F3 The price reported is a weighted average price. These shares were sold in multiple transactions at prices within the range of $245.06 to $246.0599, inclusive. The Reporting Person undertakes to provide to Workday, Inc., any security holder of Workday, Inc., or the staff of the Securities and Exchange Commission, upon request, full information regarding the number of shares sold at each separate price within the range(s) set forth in this footnote of this Form 4.
F4 The price reported is a weighted average price. These shares were sold in multiple transactions at prices within the range of $246.06 to $247.0599, inclusive. The Reporting Person undertakes to provide to Workday, Inc., any security holder of Workday, Inc., or the staff of the Securities and Exchange Commission, upon request, full information regarding the number of shares sold at each separate price within the range(s) set forth in this footnote of this Form 4.
F5 The price reported is a weighted average price.

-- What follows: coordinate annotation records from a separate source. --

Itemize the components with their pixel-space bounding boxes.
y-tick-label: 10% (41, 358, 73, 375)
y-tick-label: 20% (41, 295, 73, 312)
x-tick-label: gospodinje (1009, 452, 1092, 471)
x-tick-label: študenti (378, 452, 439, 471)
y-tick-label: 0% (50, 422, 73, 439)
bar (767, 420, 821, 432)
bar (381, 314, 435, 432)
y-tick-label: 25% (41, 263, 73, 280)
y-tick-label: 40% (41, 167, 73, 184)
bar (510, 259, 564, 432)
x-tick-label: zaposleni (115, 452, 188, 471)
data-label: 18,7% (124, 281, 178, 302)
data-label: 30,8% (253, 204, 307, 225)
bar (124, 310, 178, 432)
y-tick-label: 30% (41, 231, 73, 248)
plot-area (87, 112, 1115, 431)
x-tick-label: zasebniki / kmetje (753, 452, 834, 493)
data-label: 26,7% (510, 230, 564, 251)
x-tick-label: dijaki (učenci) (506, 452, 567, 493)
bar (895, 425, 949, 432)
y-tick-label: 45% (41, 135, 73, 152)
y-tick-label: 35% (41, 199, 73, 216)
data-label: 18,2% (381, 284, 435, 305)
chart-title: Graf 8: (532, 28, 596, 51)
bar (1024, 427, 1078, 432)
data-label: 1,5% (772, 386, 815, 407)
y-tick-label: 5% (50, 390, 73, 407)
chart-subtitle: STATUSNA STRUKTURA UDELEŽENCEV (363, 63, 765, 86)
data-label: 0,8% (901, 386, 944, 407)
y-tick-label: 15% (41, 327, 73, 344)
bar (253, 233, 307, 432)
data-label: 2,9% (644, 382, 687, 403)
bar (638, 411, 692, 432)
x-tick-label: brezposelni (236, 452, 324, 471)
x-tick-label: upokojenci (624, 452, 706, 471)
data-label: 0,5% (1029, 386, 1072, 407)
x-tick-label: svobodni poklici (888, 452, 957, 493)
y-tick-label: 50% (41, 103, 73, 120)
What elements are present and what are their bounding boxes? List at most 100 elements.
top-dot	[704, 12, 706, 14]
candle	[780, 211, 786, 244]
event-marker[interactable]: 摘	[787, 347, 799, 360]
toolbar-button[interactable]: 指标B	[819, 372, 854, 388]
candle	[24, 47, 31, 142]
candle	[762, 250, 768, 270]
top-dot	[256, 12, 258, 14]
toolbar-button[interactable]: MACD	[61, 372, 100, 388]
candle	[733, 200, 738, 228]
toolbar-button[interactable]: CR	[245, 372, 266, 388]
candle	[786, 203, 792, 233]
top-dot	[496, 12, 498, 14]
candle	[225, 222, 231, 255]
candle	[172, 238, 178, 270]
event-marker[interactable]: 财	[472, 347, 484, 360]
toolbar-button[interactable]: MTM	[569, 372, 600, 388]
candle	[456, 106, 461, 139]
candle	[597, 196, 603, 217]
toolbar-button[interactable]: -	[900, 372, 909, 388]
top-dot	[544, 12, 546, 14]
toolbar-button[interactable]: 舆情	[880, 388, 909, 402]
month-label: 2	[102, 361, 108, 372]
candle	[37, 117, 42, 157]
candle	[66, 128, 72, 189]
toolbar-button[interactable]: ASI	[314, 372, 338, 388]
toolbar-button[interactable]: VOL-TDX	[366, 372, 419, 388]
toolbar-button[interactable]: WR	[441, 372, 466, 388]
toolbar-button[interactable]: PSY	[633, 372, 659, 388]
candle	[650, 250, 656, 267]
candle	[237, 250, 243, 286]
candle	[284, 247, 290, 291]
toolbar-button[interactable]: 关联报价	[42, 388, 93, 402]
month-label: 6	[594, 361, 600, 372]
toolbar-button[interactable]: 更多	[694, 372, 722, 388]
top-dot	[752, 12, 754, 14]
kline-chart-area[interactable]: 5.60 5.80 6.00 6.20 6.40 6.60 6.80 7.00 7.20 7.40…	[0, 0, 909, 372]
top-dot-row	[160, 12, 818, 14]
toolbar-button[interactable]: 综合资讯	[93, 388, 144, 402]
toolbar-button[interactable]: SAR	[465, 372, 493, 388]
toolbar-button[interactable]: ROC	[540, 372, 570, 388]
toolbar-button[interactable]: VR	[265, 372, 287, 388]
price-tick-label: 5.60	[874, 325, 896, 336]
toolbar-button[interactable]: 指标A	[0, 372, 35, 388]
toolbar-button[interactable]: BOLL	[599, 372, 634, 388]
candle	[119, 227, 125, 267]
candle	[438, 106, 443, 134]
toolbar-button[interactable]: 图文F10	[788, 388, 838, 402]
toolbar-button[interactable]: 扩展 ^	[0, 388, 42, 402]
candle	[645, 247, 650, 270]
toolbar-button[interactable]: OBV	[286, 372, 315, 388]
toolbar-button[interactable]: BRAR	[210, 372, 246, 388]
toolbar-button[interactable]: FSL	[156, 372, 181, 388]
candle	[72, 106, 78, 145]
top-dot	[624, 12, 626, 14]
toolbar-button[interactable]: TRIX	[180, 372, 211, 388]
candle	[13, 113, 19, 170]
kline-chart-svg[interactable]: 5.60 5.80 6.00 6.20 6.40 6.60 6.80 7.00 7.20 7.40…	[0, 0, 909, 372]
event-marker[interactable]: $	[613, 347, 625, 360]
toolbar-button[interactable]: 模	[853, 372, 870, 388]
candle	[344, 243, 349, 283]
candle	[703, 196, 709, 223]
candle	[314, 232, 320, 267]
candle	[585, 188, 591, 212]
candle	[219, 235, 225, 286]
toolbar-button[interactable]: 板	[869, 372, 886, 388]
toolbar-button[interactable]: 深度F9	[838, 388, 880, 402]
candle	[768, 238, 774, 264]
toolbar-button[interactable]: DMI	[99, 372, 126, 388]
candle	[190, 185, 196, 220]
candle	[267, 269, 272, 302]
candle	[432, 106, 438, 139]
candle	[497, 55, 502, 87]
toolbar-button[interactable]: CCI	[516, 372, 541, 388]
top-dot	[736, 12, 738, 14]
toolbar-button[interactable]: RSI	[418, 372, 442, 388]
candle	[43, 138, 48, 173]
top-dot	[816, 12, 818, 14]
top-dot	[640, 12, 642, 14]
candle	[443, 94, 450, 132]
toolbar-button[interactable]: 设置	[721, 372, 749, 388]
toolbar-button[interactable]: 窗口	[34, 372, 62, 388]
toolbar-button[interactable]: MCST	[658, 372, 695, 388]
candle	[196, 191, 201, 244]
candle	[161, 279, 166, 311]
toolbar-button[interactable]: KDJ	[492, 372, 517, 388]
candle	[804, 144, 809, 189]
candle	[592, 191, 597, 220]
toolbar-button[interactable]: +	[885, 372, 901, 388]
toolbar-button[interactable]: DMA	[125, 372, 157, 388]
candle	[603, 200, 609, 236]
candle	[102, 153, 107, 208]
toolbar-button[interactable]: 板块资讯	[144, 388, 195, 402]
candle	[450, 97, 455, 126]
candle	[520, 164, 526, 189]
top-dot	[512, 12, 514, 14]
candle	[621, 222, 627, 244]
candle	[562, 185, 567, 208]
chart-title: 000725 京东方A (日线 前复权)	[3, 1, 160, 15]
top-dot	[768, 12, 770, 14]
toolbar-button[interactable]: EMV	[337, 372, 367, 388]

These shares were sold in multiple transactions at prices within the range of $247.07 to $248.0699, inclusive. The Reporting Person undertakes to provide to Workday, Inc., any security holder of Workday, Inc., or the staff of the Securities and Exchange Commission, upon request, full information regarding the number of shares sold at each separate price within the range(s) set forth in this footnote of this Form 4.
F6 The price reported is a weighted average price. These shares were sold in multiple transactions at prices within the range of $248.10 to $249.0999, inclusive. The Reporting Person undertakes to provide to Workday, Inc., any security holder of Workday, Inc., or the staff of the Securities and Exchange Commission, upon request, full information regarding the number of shares sold at each separate price within the range(s) set forth in this footnote of this Form 4.
F7 The reported shares are held by the David A. Duffield Trust dated July 14, 1988, a revocable living trust, of which the Reporting Person is trustee and sole beneficiary.
F8 All shares of Class A and Class B Common Stock will convert automatically into shares of a single class of Common Stock upon the earliest to occur of the following: (a) upon the election by the holders of a majority of the then outstanding shares of Class B Common Stock, (b) the date when the number of outstanding shares of Class B Common Stock represents less than 9% of all outstanding shares of Class A and Class B Common Stock, (c) October 11, 2032 or (d) nine months after the death of the later to die of David A. Duffield and Aneel Bhusri. The shares of Class A and Class B Common Stock have no expiration date.
F9 Each share of Class B Common Stock is convertible, at any time at the option of the holder, into one (1) share of Class A Common Stock. In addition, each share of Class B Common Stock will convert automatically into one (1) share of Class A Common Stock upon any transfer, whether or not for value, except for certain permitted transfers described in, and transfers to any "permitted transferee" as defined in, the Issuer's restated certificate of incorporation in effect as of the date hereof. The shares of Class B Common Stock have no expiration date.